5.1 Free Version Limitations

The free edition imposes upper limits on the number of paragraphs and tables. It is well-suited for personal learning, small utility tools, and feature validation, but may not be appropriate for large-scale production use.

5.2 Encoding Issues

  • When using saveToFile to output TXT directly, the default encoding is UTF-8.
  • If your target system requires GBK encoding, you can switch the encoding format during the file-writing stage.

5.3 Resource Management

The Document object consumes memory resources. Always call dispose() after use to release them. In batch-processing scenarios, it is advisable to release resources immediately after each file to prevent OutOfMemoryError.
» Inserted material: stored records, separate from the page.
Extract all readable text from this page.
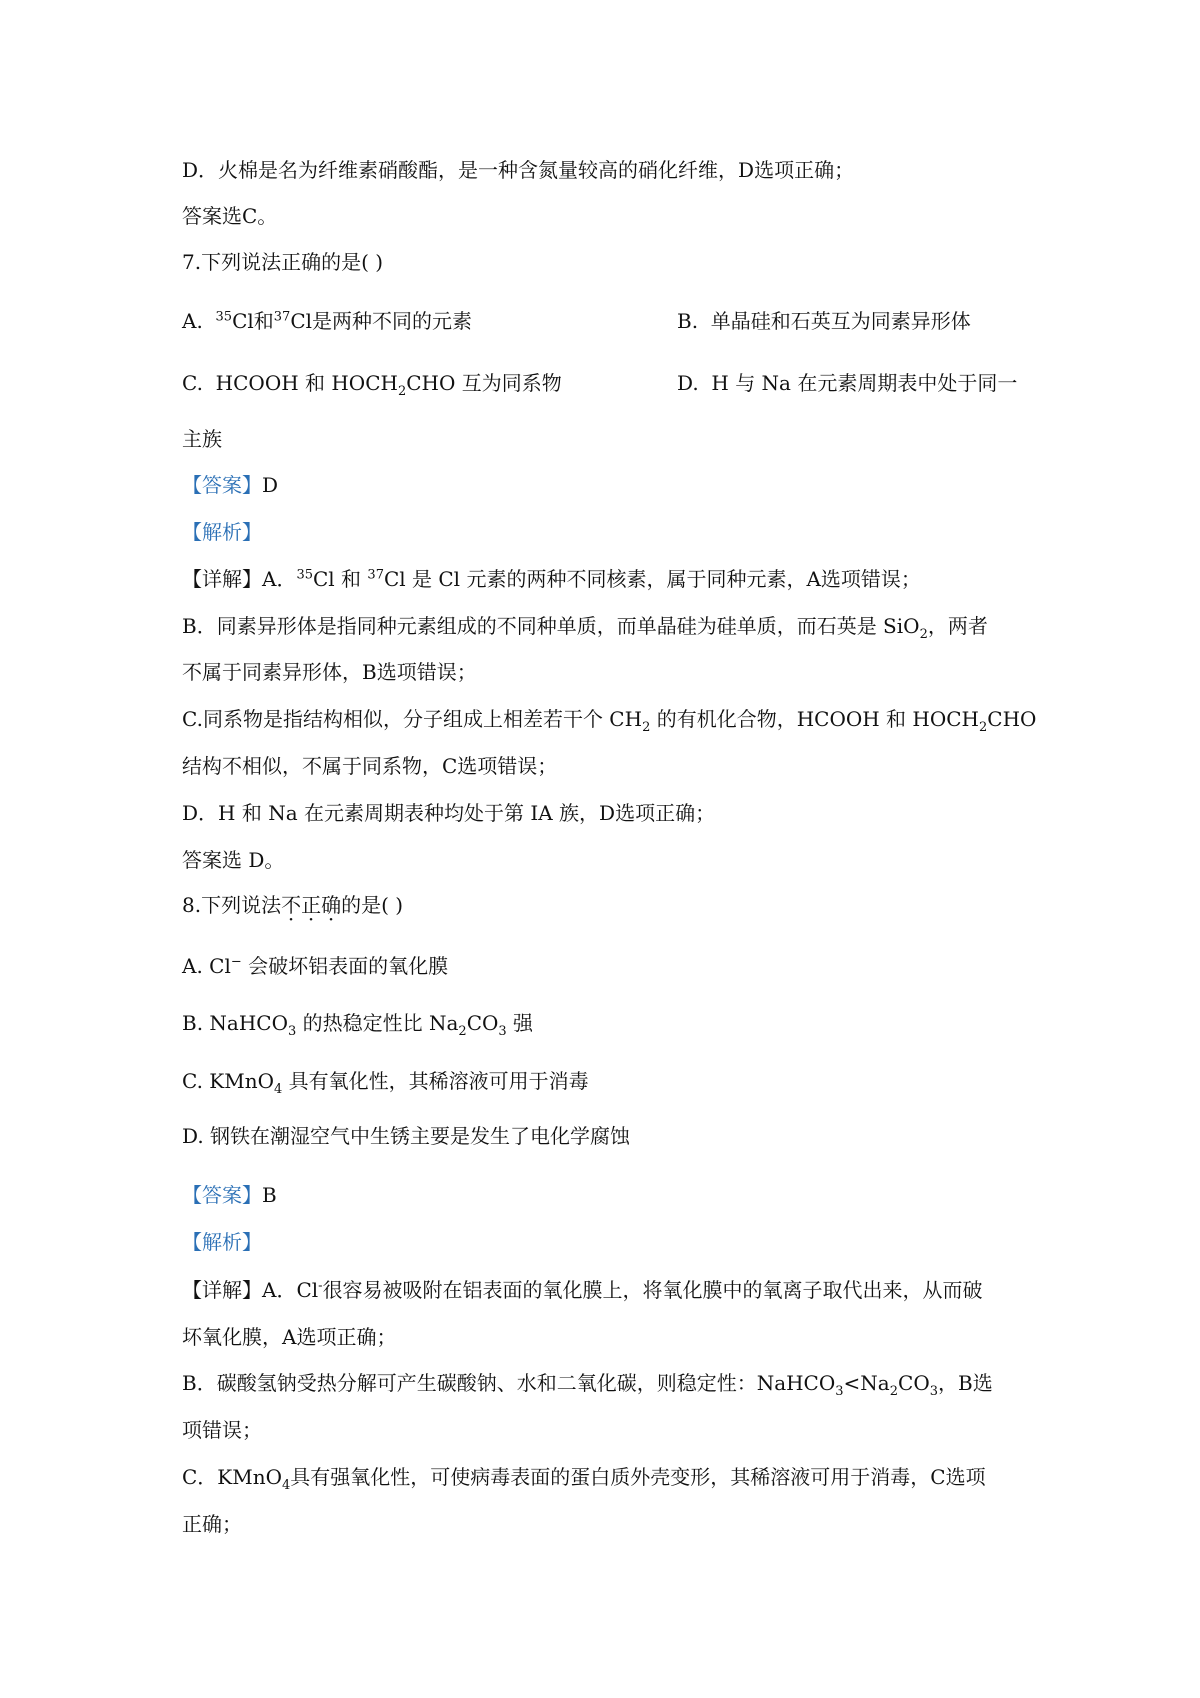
D．火棉是名为纤维素硝酸酯，是一种含氮量较高的硝化纤维，D选项正确；
答案选C。
7.下列说法正确的是( )
A. $^{35}$Cl和$^{37}$Cl是两种不同的元素	B. 单晶硅和石英互为同素异形体
C. HCOOH 和 $HOCH_2CHO$ 互为同系物	D. H 与 Na 在元素周期表中处于同一
主族
【答案】D
【解析】
【详解】A．$^{35}$Cl 和 $^{37}$Cl 是 Cl 元素的两种不同核素，属于同种元素，A选项错误；
B．同素异形体是指同种元素组成的不同种单质，而单晶硅为硅单质，而石英是 SiO$_2$，两者
不属于同素异形体，B选项错误；
C.同系物是指结构相似，分子组成上相差若干个 $CH_2$ 的有机化合物，HCOOH 和 $HOCH_2CHO$
结构不相似，不属于同系物，C选项错误；
D．H 和 Na 在元素周期表种均处于第 IA 族，D选项正确；
答案选 D。
8.下列说法不正确的是( )
A. Cl− 会破坏铝表面的氧化膜
B. NaHCO$_3$ 的热稳定性比 $Na_2CO_3$ 强
C. KMnO$_4$ 具有氧化性，其稀溶液可用于消毒
D. 钢铁在潮湿空气中生锈主要是发生了电化学腐蚀
【答案】B
【解析】
【详解】A．Cl-很容易被吸附在铝表面的氧化膜上，将氧化膜中的氧离子取代出来，从而破
坏氧化膜，A选项正确；
B．碳酸氢钠受热分解可产生碳酸钠、水和二氧化碳，则稳定性：$NaHCO_3<Na_2CO_3$，B选
项错误；
C．KMnO$_4$具有强氧化性，可使病毒表面的蛋白质外壳变形，其稀溶液可用于消毒，C选项
正确；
5.4 Handling of Non-Text Content

Since TXT does not support images, table borders, font styling, or other rich formatting, the following behavior applies after conversion:

  • Images are omitted and will not appear in the output.
  • Table content is converted to plain text in cell order, losing its original row/column structure.
  • Hyperlinks retain only the visible display text, not the underlying URLs.

If you need to preserve more formatting details, consider converting to intermediate formats such as HTML or Markdown.


The examples above show how to accomplish the core conversion logic with just a few lines of code. For scenarios that do not require deep customization of formatting, this approach offers low development costs and rapid integration, satisfying most text-extraction needs.

In real-world projects, it is recommended to perform a balanced evaluation based on document volume, concurrency, and formatting requirements. For small-scale batch processing, the free version is sufficient for a quick start. For production environments with high concurrency and large documents, further performance benchmarking and exploration of alternative solutions are strongly advised.